Valter Hugo Mãe

A Márcia


Rubrica "Cidadania Impura", de Valter Hugo Mãe.

Entendo que a música da Márcia me diz respeito porque assume tudo quanto se perde, e tantos amores que falham, mas não há derrota. Transforma-se em frontalidade, essa lucidez, outro futuro. Mas sempre mais futuro.

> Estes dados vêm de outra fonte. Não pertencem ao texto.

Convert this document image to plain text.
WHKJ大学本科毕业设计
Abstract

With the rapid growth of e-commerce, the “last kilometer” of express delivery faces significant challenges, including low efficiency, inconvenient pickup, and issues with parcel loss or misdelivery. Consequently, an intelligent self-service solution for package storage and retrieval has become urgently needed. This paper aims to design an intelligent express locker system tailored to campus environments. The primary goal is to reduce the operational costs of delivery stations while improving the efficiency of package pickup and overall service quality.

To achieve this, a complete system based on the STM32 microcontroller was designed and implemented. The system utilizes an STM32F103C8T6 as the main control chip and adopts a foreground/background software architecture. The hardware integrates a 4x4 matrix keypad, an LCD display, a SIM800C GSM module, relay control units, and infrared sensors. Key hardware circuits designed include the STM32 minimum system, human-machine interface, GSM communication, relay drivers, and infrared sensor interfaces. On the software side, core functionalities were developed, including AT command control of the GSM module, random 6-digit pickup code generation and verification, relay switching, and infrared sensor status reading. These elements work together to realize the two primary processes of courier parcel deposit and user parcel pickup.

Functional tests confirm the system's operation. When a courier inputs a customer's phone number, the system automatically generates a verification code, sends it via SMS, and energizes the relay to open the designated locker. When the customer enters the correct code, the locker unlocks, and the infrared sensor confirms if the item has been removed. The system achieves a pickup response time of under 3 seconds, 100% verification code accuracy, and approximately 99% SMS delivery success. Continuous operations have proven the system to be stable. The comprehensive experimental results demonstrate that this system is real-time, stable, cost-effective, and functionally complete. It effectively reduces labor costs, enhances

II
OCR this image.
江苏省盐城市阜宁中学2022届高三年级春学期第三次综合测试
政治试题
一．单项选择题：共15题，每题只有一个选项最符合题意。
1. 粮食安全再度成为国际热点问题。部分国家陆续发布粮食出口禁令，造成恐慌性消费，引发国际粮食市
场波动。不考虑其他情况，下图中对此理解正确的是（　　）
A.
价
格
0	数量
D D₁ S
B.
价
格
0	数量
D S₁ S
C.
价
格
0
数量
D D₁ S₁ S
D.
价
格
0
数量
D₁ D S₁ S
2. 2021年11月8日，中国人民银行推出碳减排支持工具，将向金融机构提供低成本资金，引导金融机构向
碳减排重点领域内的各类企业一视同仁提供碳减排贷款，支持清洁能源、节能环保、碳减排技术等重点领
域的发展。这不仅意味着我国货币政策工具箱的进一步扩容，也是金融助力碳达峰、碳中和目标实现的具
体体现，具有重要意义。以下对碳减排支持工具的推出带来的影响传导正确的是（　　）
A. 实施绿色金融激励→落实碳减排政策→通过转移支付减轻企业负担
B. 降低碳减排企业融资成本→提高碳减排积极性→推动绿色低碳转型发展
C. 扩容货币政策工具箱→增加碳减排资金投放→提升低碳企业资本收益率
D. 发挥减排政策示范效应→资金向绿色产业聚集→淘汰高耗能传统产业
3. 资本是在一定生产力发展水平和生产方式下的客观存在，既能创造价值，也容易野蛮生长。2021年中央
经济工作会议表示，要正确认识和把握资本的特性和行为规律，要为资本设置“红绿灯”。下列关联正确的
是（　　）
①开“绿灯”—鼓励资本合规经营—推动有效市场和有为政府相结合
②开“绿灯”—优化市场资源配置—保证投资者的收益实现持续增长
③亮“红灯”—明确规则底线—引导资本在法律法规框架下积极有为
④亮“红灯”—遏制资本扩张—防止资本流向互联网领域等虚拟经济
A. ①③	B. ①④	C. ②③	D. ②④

Imagino a Márcia a cantar num quadro de Hopper, como aquela figura no balcão longo do café que subitamente imita sozinha, sempre calma, uma multidão. Certamente acontece pela intimidade de sua expressão, algo que começou na fase voz e violão e não se afasta nem nos arranjos mais complexos e acompanhados. A mim, a Márcia traduz-me a ideia de alguém que se esclarece a si mesma, alguém cuja lucidez é orientação e lugar fundamental, uma mulher de luz própria. É como uso as suas canções, educadas para uma alegria ou uma dor entendidas e arrumadas na melodia perfeita. Uma sapiência.

Houve um tempo em que viajava com os seus três primeiros álbuns. Foi uma obstinação que me deu. O carro não se mexia se não fosse ao seu som, acompanhando suas letras numa disciplina de sintonia espiritual que se me tornava estruturalmente necessária. As minhas paixões são todas descontroladas, por isso não ponho o coração na rua. Ando cada vez mais avaro para sobreviver.

De todo o modo, são mais ou menos seguras todas as maravilhas pela música. E agora saiu o novo álbum da Márcia, “Picos e vales”, e volta tudo ao mesmo. É o Hopper que se acende e se faz de cristais. Um Hopper que começasse a cintilar nos vidros e nos copos onde o sol quisesse incidir para criar a caleidoscópica cor no ar. Estamos todos a beber um licor branco ou rosado, deambulamos pelas mesas e sabemos que nos comprometemos aos pares, talvez reparando como outras mulheres são tão bonitas também, e sanamos de tudo, confessando o que nos dói de quem nos deixa, quem não nos quer, o tempo que já não serve, o sonho que não era de verdade.

Talvez este disco seja mais duro, sem sucumbir a tragédia alguma, é sobretudo adulto. Movemo-nos no café de charme mais velhos, detendo um património emocional mais denso, complexo, e sem tão grande sobressalto. Como se fosse importante manter o foco e o sorriso bravo, claríssimo, diante de tudo quanto nos agrediu mas não nos derrotou. Entendo que a música da Márcia me diz respeito porque assume tudo quanto se perde, e tantos amores que falham, mas não há derrota. Transforma-se em frontalidade, essa lucidez, outro futuro. Mas sempre mais futuro.

Alguém dizia que os vencedores não são aqueles que chegam primeiro, são os que se voltam a levantar depois de qualquer queda. Cada canção da Márcia me diz isso. Todas me dizem isso. Como todos os dias são depois da queda. Todos os dias são um modo de vencer.

“Meu amor bem sabes”, “Vai passar tudo amanhã” ou “Esse mundo teu” ficam para a já extensa colecção de maravilhas sem mácula que a Márcia oferece à música do mundo. Sempre capaz de ser uma das melodistas mais preciosas da contemporaneidade.